Even the Museum Wiesbaden, on the occasion of Elsner’s latest exhibition, requested that he work with the paintings from the exhibition collection: “Spanish Woman (Head of a Woman with Grey Background)” (cover picture . , Fig. 24-25 . ) and “Lady with a Fan” by Jawlensky and his self-portrait of 1912 (Fig. 26 . ), then with the “Lovers” by Otto Mueller (Fig. 27-28 . ) and “The Butterfly Catcher” by Carl Spitzweg (Fig. 29 . ), with it being left to the artist to make the final selection. Almost all of the paintings selected by Elsner over the years for the “Imaginary Memory” series are popular worldwide, have been depicted hundreds of times and are without doubt part of mankind’s cultural heritage. Elsner’s renderings, drawn from illustrations or photographs, appeal in their entirety to the cultural memory and test what we have preserved in our memory. The titles do, of course, provide a helpful hint and that definitely succeeds with Bronzino’s “Venus, Cupid, Folly and Time” (Fig. 32 . ), Mueller’s “Lovers” (Fig. 27 . ) and especially Vermeer’s “Girl with a Pearl Earring” (Fig. 30 . ). But it can also go wrong, as Anne-Marie Bonnet wrote upon seeing Elsner’s drawing “Der Turm der blauen Pferde” after Franz Marc “initially [I] took [it] to be a picture of the Madonna” (Fig. 28 . ) and who “after becoming aware of the title (had) many ‘lightbulb moments’ of seeing-knowledge-recognition which had their own appeal”.

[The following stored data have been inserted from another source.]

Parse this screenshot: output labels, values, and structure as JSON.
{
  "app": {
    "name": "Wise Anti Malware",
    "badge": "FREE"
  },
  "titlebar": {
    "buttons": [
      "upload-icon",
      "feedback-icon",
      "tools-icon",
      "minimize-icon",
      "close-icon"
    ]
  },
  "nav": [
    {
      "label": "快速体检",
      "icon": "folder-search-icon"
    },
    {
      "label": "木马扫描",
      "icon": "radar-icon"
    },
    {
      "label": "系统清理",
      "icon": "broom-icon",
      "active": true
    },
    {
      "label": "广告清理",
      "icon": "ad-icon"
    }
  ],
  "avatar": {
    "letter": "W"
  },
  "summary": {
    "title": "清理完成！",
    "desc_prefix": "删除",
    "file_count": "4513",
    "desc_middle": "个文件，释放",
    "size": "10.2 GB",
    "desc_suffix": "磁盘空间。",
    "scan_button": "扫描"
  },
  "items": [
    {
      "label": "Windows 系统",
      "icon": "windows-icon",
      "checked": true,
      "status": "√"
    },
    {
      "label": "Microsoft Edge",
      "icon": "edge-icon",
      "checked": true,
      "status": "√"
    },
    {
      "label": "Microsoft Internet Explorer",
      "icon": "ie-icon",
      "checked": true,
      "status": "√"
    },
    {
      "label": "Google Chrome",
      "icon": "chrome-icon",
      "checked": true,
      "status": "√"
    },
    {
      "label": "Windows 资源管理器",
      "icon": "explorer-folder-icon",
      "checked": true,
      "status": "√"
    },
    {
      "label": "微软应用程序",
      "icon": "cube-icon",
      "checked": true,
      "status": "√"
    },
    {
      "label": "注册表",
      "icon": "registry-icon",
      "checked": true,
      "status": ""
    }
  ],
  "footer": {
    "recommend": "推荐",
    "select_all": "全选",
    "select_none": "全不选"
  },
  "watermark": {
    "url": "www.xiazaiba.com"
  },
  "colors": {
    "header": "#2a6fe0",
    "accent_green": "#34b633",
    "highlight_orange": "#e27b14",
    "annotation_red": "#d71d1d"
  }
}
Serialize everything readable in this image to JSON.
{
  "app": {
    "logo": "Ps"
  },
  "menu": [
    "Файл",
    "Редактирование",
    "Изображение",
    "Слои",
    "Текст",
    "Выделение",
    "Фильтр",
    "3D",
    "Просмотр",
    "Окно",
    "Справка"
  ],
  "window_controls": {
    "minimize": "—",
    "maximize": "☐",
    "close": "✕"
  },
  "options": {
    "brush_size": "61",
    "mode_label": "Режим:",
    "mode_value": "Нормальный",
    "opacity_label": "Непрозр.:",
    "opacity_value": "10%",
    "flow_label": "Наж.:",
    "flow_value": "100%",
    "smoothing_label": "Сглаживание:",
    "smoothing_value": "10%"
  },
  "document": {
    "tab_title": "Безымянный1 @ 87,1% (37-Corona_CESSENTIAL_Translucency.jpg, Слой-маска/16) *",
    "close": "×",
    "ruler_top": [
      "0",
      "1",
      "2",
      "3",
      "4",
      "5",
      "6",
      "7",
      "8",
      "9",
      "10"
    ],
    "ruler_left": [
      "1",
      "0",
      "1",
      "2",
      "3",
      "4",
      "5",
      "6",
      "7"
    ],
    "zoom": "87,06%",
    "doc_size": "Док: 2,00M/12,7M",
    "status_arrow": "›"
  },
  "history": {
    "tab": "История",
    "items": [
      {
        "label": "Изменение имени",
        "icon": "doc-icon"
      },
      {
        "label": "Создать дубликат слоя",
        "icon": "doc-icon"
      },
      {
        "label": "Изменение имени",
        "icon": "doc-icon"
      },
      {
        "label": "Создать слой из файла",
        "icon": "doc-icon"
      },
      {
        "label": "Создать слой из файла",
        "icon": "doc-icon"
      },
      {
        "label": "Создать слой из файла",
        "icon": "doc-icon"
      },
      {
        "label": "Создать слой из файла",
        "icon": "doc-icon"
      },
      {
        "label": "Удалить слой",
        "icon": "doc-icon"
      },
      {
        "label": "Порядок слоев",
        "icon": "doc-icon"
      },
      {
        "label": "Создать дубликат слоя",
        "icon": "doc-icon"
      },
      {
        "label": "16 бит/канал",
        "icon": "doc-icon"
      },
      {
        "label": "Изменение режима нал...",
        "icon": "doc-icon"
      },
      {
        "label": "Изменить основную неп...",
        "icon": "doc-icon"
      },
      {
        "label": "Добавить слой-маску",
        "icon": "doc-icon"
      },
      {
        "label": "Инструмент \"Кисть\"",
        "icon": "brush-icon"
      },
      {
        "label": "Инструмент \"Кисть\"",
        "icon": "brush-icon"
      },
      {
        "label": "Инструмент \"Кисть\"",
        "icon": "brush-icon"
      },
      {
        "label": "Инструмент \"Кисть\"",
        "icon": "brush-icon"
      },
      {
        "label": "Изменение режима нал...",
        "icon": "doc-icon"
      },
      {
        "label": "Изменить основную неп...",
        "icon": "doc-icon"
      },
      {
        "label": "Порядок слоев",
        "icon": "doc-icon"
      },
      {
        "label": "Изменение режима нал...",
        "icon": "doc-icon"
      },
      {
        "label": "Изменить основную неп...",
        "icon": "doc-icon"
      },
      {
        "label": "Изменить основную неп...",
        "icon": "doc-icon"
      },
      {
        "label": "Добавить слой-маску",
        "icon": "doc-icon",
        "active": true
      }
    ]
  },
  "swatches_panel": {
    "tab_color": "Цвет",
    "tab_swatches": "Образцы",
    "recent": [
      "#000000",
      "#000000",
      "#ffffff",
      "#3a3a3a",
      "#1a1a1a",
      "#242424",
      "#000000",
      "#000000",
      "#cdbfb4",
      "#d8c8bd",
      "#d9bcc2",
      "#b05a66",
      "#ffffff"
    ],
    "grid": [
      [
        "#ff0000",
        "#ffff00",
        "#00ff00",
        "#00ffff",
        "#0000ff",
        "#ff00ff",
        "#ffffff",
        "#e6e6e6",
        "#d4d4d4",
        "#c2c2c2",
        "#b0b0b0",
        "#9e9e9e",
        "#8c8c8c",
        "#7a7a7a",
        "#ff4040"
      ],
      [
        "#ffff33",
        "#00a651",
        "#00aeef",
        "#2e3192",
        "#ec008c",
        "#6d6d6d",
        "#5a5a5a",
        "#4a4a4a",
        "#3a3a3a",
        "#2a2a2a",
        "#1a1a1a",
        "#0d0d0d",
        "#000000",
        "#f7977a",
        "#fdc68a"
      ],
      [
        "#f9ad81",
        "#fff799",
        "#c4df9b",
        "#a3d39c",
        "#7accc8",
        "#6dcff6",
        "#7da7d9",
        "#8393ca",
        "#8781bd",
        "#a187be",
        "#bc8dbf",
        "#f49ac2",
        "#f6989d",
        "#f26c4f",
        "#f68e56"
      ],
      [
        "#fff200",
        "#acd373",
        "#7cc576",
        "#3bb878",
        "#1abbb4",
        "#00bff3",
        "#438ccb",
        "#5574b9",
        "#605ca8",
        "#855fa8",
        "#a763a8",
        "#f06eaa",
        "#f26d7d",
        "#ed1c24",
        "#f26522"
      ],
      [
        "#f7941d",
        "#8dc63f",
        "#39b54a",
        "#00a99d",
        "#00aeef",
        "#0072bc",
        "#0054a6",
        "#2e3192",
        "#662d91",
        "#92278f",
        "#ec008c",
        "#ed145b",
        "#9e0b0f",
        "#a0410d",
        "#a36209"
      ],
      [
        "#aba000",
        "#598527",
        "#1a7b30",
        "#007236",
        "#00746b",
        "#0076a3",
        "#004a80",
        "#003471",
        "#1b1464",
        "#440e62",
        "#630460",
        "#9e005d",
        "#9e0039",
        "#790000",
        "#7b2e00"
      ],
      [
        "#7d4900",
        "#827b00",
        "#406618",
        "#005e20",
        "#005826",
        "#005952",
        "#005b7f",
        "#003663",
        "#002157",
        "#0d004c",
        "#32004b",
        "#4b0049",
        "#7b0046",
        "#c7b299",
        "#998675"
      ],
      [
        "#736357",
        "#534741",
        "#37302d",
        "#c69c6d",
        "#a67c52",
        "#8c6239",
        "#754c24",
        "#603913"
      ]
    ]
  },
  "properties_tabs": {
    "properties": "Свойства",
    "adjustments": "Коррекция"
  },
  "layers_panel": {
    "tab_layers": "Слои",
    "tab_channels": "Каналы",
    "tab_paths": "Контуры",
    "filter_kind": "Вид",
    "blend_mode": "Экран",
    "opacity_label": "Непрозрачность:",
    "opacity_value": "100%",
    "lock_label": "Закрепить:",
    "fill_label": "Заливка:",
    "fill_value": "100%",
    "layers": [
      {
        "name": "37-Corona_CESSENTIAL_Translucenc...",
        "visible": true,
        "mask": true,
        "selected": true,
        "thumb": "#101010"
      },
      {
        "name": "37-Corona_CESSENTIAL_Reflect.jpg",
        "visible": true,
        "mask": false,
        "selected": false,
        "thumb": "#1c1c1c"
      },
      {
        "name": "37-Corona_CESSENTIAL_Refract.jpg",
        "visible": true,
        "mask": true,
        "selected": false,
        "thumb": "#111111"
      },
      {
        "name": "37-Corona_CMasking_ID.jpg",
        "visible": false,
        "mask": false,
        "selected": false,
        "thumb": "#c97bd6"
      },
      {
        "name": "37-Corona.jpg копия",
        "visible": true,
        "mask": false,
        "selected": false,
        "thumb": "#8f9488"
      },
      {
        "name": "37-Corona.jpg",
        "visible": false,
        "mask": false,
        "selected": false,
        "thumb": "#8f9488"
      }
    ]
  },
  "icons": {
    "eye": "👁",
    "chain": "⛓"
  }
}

The artist himself fuels such “lightbulb moments” by contriving, for a small series entitled “Imaginary Present”, a “Girl with Pearl Earrings (2018, Fig. 31 . ), this time in a view from the front. Of course, she should now wear two pieces of jewellery – but only in the title because, as we know, his works lack details. In 2020, he added the “Bildnis einer bekannten Dame” [Portrait of a Well Known Lady] to the “Portrait of an Unknown Young Gentleman” (2017, after Ludger tom Ring the Younger) (not shown in the exhibition) and almost casually hung the drawing, which was based on a private photo, next to his works based on famous artworks in the exhibition in Wiesbaden (Fig. 25 . ). According to Bonnet, “If the subject remains ambiguous even after the title is known, then the toxicity, so to speak, on/in Elsner’s graphic pictorial strategy unfolds”.